Horas después él mismo se puso a brincar para apoyarse con mayor libertad a esos pedazos de cuerpos en la niebla. Fingiendo que amaba ese salvajismo fingido. Puso entonces su pastilla de éxtasis en la boca de Paula, quien, azorada, aceptó sonriendo.
¿Te ayudo a recostarte?
Eran las cuatro de la mañana y los chicos no podían detenerse. Apenas hablaban entre ellos. Se agitaban, se liberaban, se repartían en un acto generoso. Paula ya no podía sostenerse en pie. Tomó el brazo de Martín como alejándose imaginariamente por un tramo de arena.
Vamos, dijo él.
Martín llevó a Paula a su propia habitación. Se dio cuenta de que ni Pepe ni los demás reparaban en nadie. Estaban idos, viajando a miles de kilómetros por hora a través de la energía de esa música y las pastillas. La recostó como si fuera una niña pequeña. Sus manos le temblaban. La respiración empezó a entrecortársele. Tenía a Paula allí, en su propia cama, perdida de sí misma. Tenía entonces el cuerpo de Paula. Empezó a desvestirla con recelo, pero al darse cuenta de que ella no reaccionaba empezó a hacerlo rápidamente.

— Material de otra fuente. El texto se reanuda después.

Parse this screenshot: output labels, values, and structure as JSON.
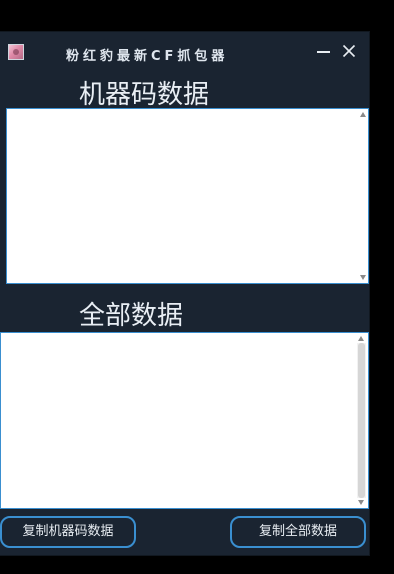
{
  "window": {
    "title": "粉红豹最新CF抓包器",
    "app_icon": "pink-panther-app-icon",
    "minimize_glyph": "—",
    "close_glyph": "✕"
  },
  "sections": {
    "machine_code": {
      "label": "机器码数据",
      "value": ""
    },
    "all_data": {
      "label": "全部数据",
      "value": ""
    }
  },
  "buttons": {
    "copy_machine_code": "复制机器码数据",
    "copy_all_data": "复制全部数据"
  },
  "colors": {
    "background": "#1a2431",
    "accent_border": "#3a8fd0",
    "text": "#e9eef4"
  }
}
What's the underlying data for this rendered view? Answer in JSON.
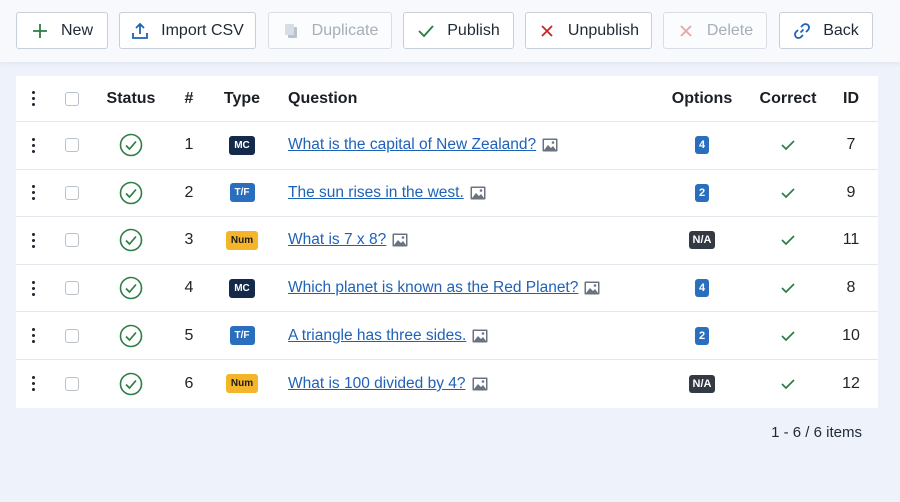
{
  "toolbar": {
    "buttons": [
      {
        "label": "New",
        "icon": "plus-icon",
        "disabled": false
      },
      {
        "label": "Import CSV",
        "icon": "upload-icon",
        "disabled": false
      },
      {
        "label": "Duplicate",
        "icon": "copy-icon",
        "disabled": true
      },
      {
        "label": "Publish",
        "icon": "check-icon",
        "disabled": false
      },
      {
        "label": "Unpublish",
        "icon": "x-icon",
        "disabled": false
      },
      {
        "label": "Delete",
        "icon": "x-icon",
        "disabled": true
      },
      {
        "label": "Back",
        "icon": "link-icon",
        "disabled": false
      }
    ]
  },
  "table": {
    "headers": {
      "status": "Status",
      "number": "#",
      "type": "Type",
      "question": "Question",
      "options": "Options",
      "correct": "Correct",
      "id": "ID"
    },
    "rows": [
      {
        "number": "1",
        "type": "MC",
        "question": "What is the capital of New Zealand?",
        "options": "4",
        "id": "7"
      },
      {
        "number": "2",
        "type": "T/F",
        "question": "The sun rises in the west.",
        "options": "2",
        "id": "9"
      },
      {
        "number": "3",
        "type": "Num",
        "question": "What is 7 x 8?",
        "options": "N/A",
        "id": "11"
      },
      {
        "number": "4",
        "type": "MC",
        "question": "Which planet is known as the Red Planet?",
        "options": "4",
        "id": "8"
      },
      {
        "number": "5",
        "type": "T/F",
        "question": "A triangle has three sides.",
        "options": "2",
        "id": "10"
      },
      {
        "number": "6",
        "type": "Num",
        "question": "What is 100 divided by 4?",
        "options": "N/A",
        "id": "12"
      }
    ]
  },
  "pagination": {
    "summary": "1 - 6 / 6 items"
  },
  "colors": {
    "published_green": "#2e7d46",
    "link_blue": "#1e62b8",
    "delete_red": "#c62828",
    "page_background": "#eef2fa"
  }
}
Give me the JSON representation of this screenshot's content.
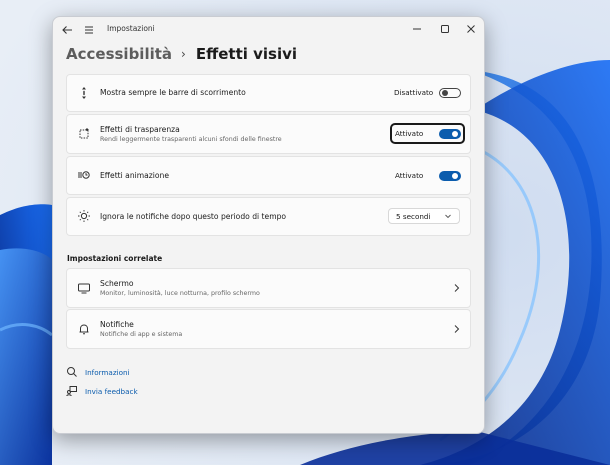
{
  "window": {
    "title": "Impostazioni"
  },
  "breadcrumb": {
    "parent": "Accessibilità",
    "separator": "›",
    "current": "Effetti visivi"
  },
  "settings": [
    {
      "title": "Mostra sempre le barre di scorrimento",
      "state_label": "Disattivato",
      "on": false,
      "icon": "scrollbar-icon"
    },
    {
      "title": "Effetti di trasparenza",
      "subtitle": "Rendi leggermente trasparenti alcuni sfondi delle finestre",
      "state_label": "Attivato",
      "on": true,
      "icon": "transparency-icon"
    },
    {
      "title": "Effetti animazione",
      "state_label": "Attivato",
      "on": true,
      "icon": "animation-icon"
    },
    {
      "title": "Ignora le notifiche dopo questo periodo di tempo",
      "dropdown_value": "5 secondi",
      "icon": "brightness-icon"
    }
  ],
  "related": {
    "heading": "Impostazioni correlate",
    "items": [
      {
        "title": "Schermo",
        "subtitle": "Monitor, luminosità, luce notturna, profilo schermo",
        "icon": "monitor-icon"
      },
      {
        "title": "Notifiche",
        "subtitle": "Notifiche di app e sistema",
        "icon": "bell-icon"
      }
    ]
  },
  "links": [
    {
      "label": "Informazioni",
      "icon": "help-icon"
    },
    {
      "label": "Invia feedback",
      "icon": "feedback-icon"
    }
  ],
  "colors": {
    "accent": "#0b5cad",
    "window_bg": "#f3f3f3",
    "card_bg": "#fbfbfb"
  }
}
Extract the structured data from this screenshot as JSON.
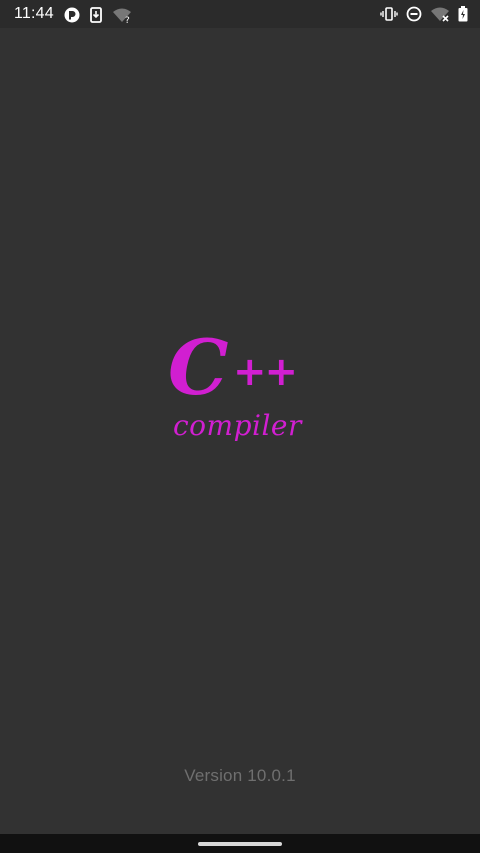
{
  "status_bar": {
    "time": "11:44",
    "left_icons": [
      "app-notification-icon",
      "download-notification-icon",
      "wifi-unknown-icon"
    ],
    "right_icons": [
      "vibrate-icon",
      "do-not-disturb-icon",
      "wifi-no-internet-icon",
      "battery-charging-icon"
    ]
  },
  "splash": {
    "logo_main": "C",
    "logo_plus": "++",
    "logo_word": "compiler",
    "version": "Version 10.0.1",
    "accent_color": "#d11fd1",
    "background_color": "#323232"
  }
}
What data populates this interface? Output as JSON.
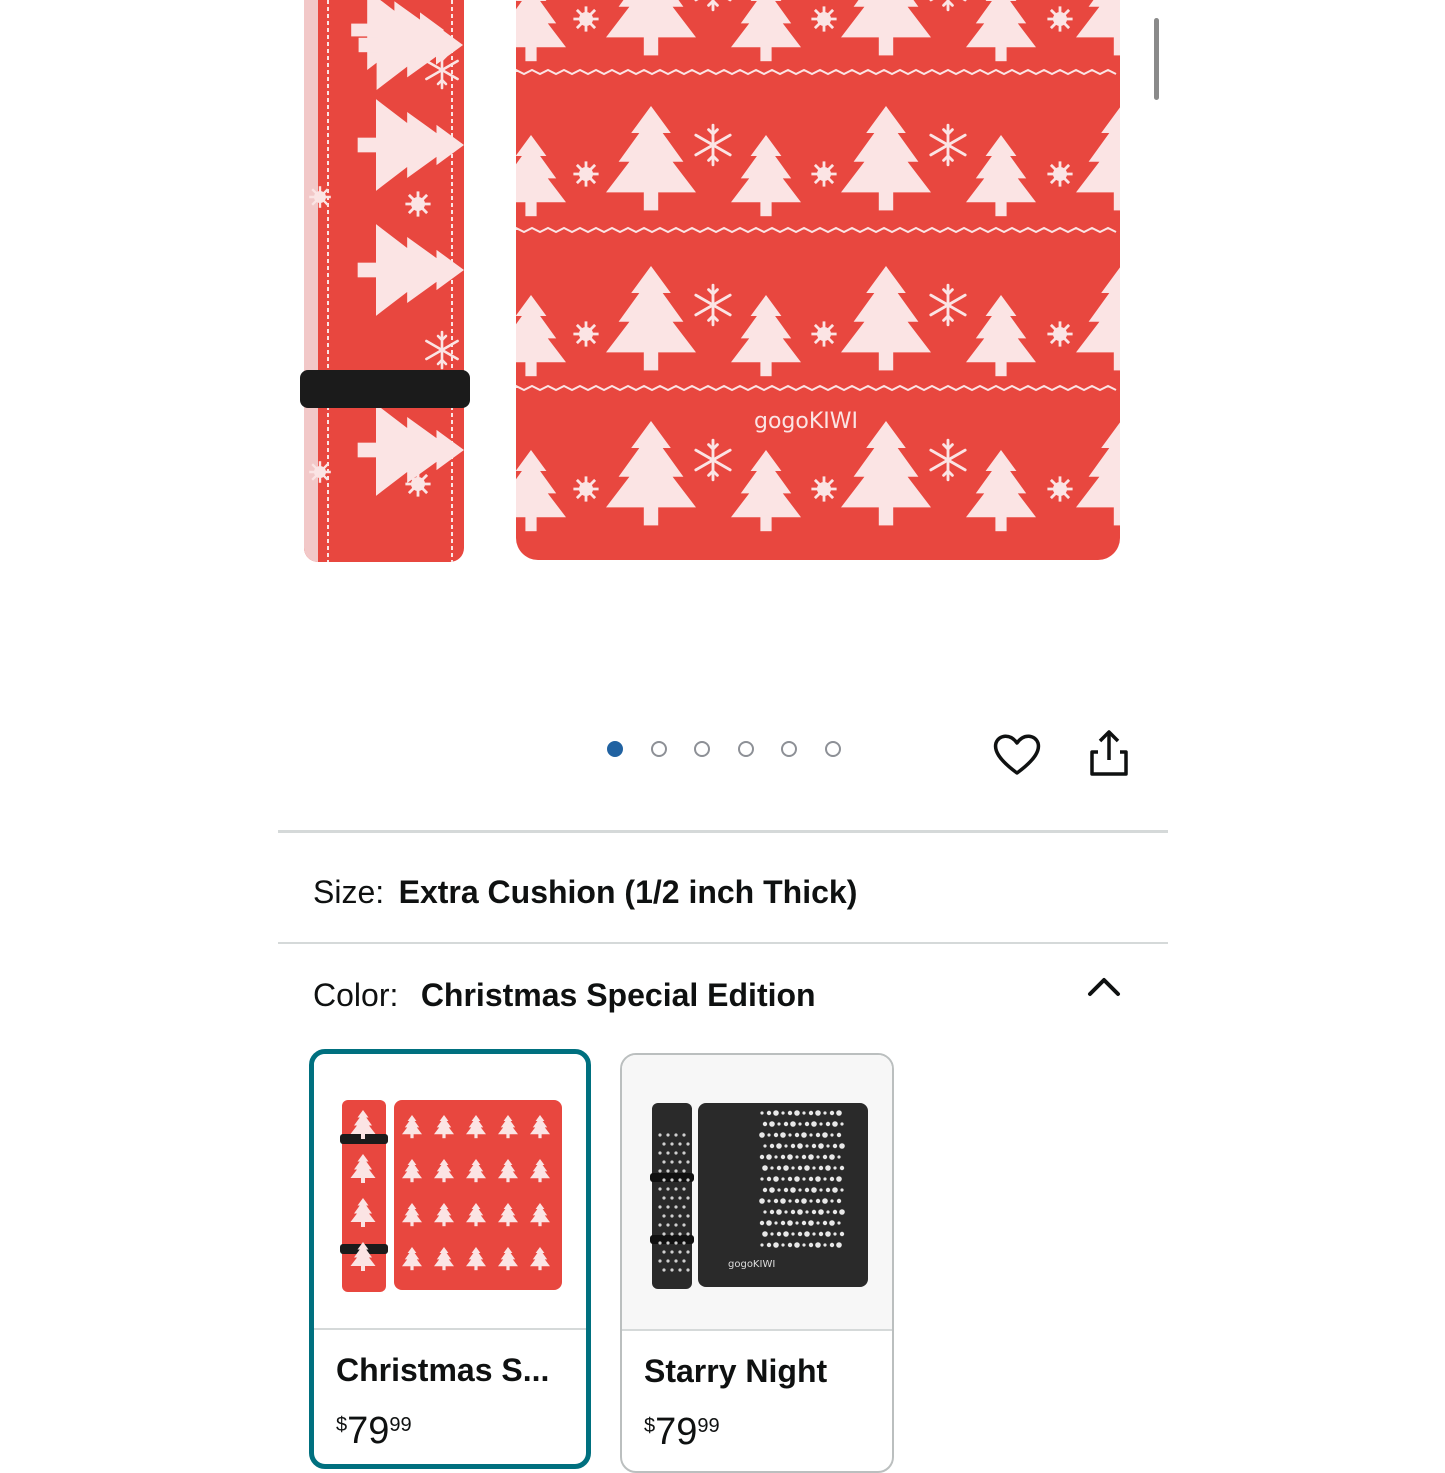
{
  "hero": {
    "brand_mark": "gogoKIWI",
    "carousel": {
      "total": 6,
      "active_index": 0
    }
  },
  "size_row": {
    "label": "Size:",
    "value": "Extra Cushion (1/2 inch Thick)"
  },
  "color_row": {
    "label": "Color:",
    "value": "Christmas Special Edition",
    "expanded": true
  },
  "swatches": [
    {
      "name": "Christmas S...",
      "currency": "$",
      "price_whole": "79",
      "price_fraction": "99",
      "selected": true
    },
    {
      "name": "Starry Night",
      "currency": "$",
      "price_whole": "79",
      "price_fraction": "99",
      "selected": false
    }
  ],
  "icons": {
    "wishlist": "heart-icon",
    "share": "share-icon",
    "collapse": "chevron-up-icon"
  },
  "colors": {
    "accent_selected": "#00707f",
    "dot_active": "#2162a1",
    "mat_red": "#e8473f",
    "mat_black": "#2a2a2a"
  }
}
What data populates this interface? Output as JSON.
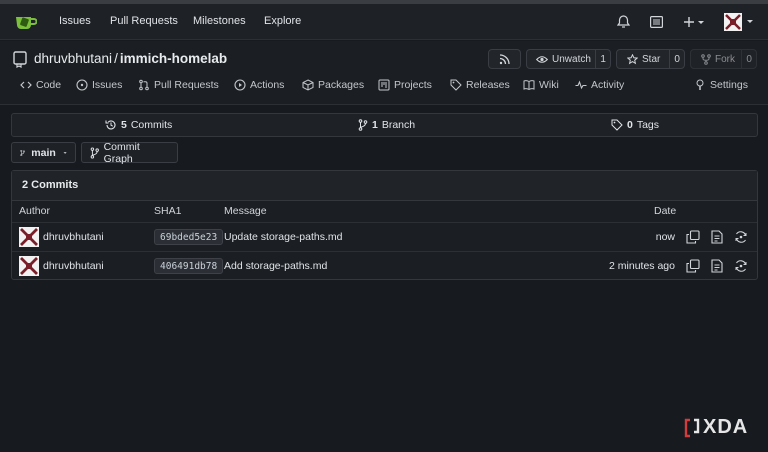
{
  "nav": {
    "links": [
      "Issues",
      "Pull Requests",
      "Milestones",
      "Explore"
    ]
  },
  "repo": {
    "owner": "dhruvbhutani",
    "separator": "/",
    "name": "immich-homelab",
    "watch_label": "Unwatch",
    "watch_count": "1",
    "star_label": "Star",
    "star_count": "0",
    "fork_label": "Fork",
    "fork_count": "0"
  },
  "tabs": {
    "code": "Code",
    "issues": "Issues",
    "pulls": "Pull Requests",
    "actions": "Actions",
    "packages": "Packages",
    "projects": "Projects",
    "releases": "Releases",
    "wiki": "Wiki",
    "activity": "Activity",
    "settings": "Settings"
  },
  "summary": {
    "commits_count": "5",
    "commits_label": "Commits",
    "branch_count": "1",
    "branch_label": "Branch",
    "tags_count": "0",
    "tags_label": "Tags"
  },
  "controls": {
    "branch": "main",
    "graph": "Commit Graph"
  },
  "commits": {
    "title": "2 Commits",
    "headers": {
      "author": "Author",
      "sha": "SHA1",
      "message": "Message",
      "date": "Date"
    },
    "rows": [
      {
        "author": "dhruvbhutani",
        "sha": "69bded5e23",
        "message": "Update storage-paths.md",
        "date": "now"
      },
      {
        "author": "dhruvbhutani",
        "sha": "406491db78",
        "message": "Add storage-paths.md",
        "date": "2 minutes ago"
      }
    ]
  },
  "watermark": "XDA",
  "colors": {
    "background": "#171a1e",
    "logo": "#609926"
  }
}
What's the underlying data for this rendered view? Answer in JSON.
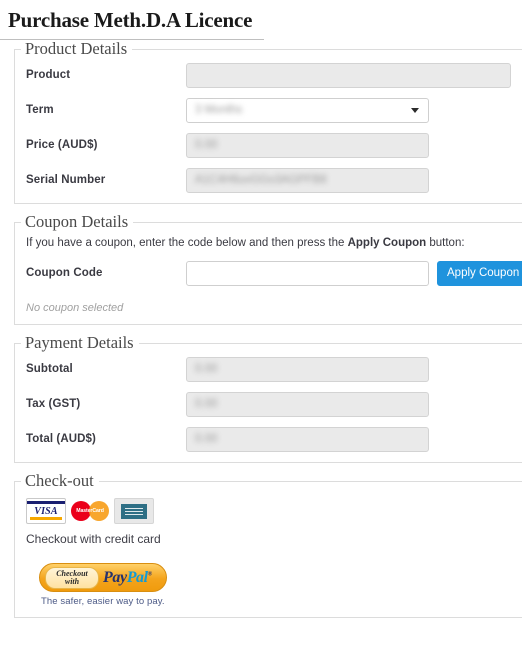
{
  "page": {
    "title": "Purchase Meth.D.A Licence"
  },
  "product_details": {
    "legend": "Product Details",
    "fields": [
      {
        "label": "Product",
        "value": "",
        "redacted": false
      },
      {
        "label": "Term",
        "value": "3 Months",
        "redacted": true
      },
      {
        "label": "Price (AUD$)",
        "value": "0.00",
        "redacted": true
      },
      {
        "label": "Serial Number",
        "value": "A1C4H6uvGGo3AGPFB8",
        "redacted": true
      }
    ]
  },
  "coupon_details": {
    "legend": "Coupon Details",
    "help_prefix": "If you have a coupon, enter the code below and then press the ",
    "help_emphasis": "Apply Coupon",
    "help_suffix": " button:",
    "code_label": "Coupon Code",
    "code_value": "",
    "apply_button": "Apply Coupon",
    "status": "No coupon selected"
  },
  "payment_details": {
    "legend": "Payment Details",
    "fields": [
      {
        "label": "Subtotal",
        "value": "0.00",
        "redacted": true
      },
      {
        "label": "Tax (GST)",
        "value": "0.00",
        "redacted": true
      },
      {
        "label": "Total (AUD$)",
        "value": "0.00",
        "redacted": true
      }
    ]
  },
  "checkout": {
    "legend": "Check-out",
    "cards": [
      {
        "name": "visa-card-icon",
        "text": "VISA"
      },
      {
        "name": "mastercard-card-icon",
        "text": "MasterCard"
      },
      {
        "name": "amex-card-icon",
        "text": "AMERICAN EXPRESS"
      }
    ],
    "credit_card_note": "Checkout with credit card",
    "paypal": {
      "checkout_word": "Checkout",
      "with_word": "with",
      "pay": "Pay",
      "pal": "Pal",
      "tagline": "The safer, easier way to pay."
    }
  },
  "colors": {
    "accent_blue": "#1f93dd",
    "paypal_blue": "#139ad6",
    "paypal_navy": "#26326e",
    "paypal_gold": "#f4a41c",
    "disabled_field": "#eaeaea",
    "border": "#dcdcdc"
  }
}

La desnudó y la palpó como si fuera a durar para siempre aquel instante. Besó sus pezones, duros y rojos como de té, y hundió su dedo índice con recelo dentro de la chica. Se incorporó, se arregló los cabellos y salió disparado hacia la sala para comprobar que la fiesta seguía su curso. Pepe había caído finalmente vencido con la mandíbula entreabierta sobre uno de los muebles. Y el resto de invitados eran apenas desgastados murmullos emitidos por esqueletos en trance. Volvió a la habitación, puso seguro en la puerta, y se quitó toda la ropa. Cuando la penetró pensó en la suerte que tenía. En que Paula, el cuerpo de Paula, era una de esas cosas que él había deseado y, ahora, conseguido. Había jugado bien sus cartas. Paula ya no era más una ilusión. Una extensión inalcanzable de Pepe. Un espejismo. Paula era ahora también una extensión fantasma de su propio cuerpo. Una ladera suya por la que había transitado. Aquel viaje a la playa había sido una victoria.